'The fire i' the flint'

Essays on the creative imagination


Mary Shine Thompson, editor

Hardback €45.00
Catalogue Price: €50.00
ISBN: 978-1-84682-073-1
May 2009. 208pp; colour ills.

‘The book takes a very broad definition of creation. Perhaps most interesting is the essay from Susan McKenna-Lawlor, an eminent scientist, on the creation of the universe, planets and so on complete with scientific diagrams … This is a wide-ranging and thought-provoking book that addresses questions which everyone involved with the arts, practitioner or audience, must have asked themselves', Books Ireland (Summer 2009).

‘The distinguished contributors to the third series of Seamus Heaney Lectures at St Patrick’s College, Drumcondra, were asked what role imagination plays in creative processes, artistic and otherwise, and what role creativity plays in our daily engagement with the world … Susan MP McKenna-Lawlor’s stunning precis of western scientific concepts of the universe, Voyages at the Edge of Forever ... is a brilliant telescoping of major cosmological explanations of the origin, evolution, and prospect of the universe. This humbling essay is worth the price of admission’, Irish Times (July 2009).

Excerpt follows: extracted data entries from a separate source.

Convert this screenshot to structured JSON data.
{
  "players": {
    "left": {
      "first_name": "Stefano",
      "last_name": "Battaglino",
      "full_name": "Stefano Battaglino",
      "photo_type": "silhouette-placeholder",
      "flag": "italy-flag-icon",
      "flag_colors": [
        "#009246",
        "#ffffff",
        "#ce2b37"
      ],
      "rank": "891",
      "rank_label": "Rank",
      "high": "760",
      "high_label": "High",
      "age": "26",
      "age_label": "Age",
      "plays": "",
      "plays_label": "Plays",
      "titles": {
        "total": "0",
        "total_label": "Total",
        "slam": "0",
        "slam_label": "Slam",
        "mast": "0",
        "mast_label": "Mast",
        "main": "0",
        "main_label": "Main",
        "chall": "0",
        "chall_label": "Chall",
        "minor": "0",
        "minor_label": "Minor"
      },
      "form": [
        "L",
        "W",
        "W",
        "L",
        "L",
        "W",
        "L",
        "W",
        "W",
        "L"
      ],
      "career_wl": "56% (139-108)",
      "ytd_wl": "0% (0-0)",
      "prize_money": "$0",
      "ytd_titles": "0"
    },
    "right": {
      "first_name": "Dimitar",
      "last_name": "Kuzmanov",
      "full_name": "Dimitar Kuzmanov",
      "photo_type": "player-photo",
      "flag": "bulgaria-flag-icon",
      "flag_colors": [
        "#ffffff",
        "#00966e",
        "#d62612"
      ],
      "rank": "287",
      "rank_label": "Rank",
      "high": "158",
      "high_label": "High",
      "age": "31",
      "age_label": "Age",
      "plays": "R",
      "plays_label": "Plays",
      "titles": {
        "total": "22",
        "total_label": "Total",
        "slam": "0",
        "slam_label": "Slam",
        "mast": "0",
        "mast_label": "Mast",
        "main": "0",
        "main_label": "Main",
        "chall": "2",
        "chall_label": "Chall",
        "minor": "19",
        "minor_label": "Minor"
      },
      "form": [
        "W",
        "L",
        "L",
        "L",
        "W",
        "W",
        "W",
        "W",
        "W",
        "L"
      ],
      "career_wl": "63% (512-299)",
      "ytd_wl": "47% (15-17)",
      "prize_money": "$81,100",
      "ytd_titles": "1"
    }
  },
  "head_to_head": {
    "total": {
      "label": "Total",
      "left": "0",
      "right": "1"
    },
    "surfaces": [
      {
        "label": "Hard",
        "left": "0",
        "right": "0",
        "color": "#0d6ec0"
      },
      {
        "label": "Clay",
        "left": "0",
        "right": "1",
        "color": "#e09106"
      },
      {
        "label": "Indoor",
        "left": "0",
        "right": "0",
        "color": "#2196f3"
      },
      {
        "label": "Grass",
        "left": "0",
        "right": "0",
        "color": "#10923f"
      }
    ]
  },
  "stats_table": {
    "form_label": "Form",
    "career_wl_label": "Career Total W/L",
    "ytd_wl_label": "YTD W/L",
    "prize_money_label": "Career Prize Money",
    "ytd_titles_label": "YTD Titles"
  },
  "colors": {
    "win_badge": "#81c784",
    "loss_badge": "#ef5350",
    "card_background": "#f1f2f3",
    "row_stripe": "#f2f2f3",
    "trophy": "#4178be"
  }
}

‘This unusual book of essays on the creative imagination ranges widely across a somewhat eclectic subject matter and a variety of disciplines, not all of which fall under the categories of literature, art and music, as one might expect, but also include the role of imagination in the sciences, with a brilliant distillation of the history of astronomy and cosmology by Susan M.P. McKenna-Lawlor … the book begins with a valuable examination by Seamus Heaney of the connection between imagination and creativity in the poetry of Patrick Kavanagh. Entitled, “In a Mucker Fog: Patrick Kavanagh’s Calling”, the lecture was originally composed and delivered in 2004, Kavanagh’s centenary year … Heaney’s essay ends with the full text of this short poem, one which, in Heaney’s words, is “utterly simple, utterly artful, utterly risky and utterly assured, one where he [Kavanagh] manages to be entirely his poetic self and at the same time entirely a voice for others. To be at once creative and responsible. Old fashioned and far out.', Books Ireland (September 2009).

‘This book is a compilation of eleven essays on the creative imagination … in her introduction, editor Mary Shine Thompson identifies two questions that the book seeks to address: What role does the imagination play in creative processes, artistic and otherwise? And, what role does creativity play in the ways human beings engage with their world? … The book is full of material about how the creative imagination works, what helps it to develop, what stimulates the kind of making we call creative … this is an important collection of essays. It presents the traditional understanding of the creative imagination in a clear and coherent way. As importantly, some essays identify sites of resistance and are challenged to suggest a more contemporary reading of what the creative imagination is and how it might be incorporated into a more holistic educational system, and by inference, make us better people’, Isabelle Cartwright, Yearbook of the Irish Philosophical Society (2009).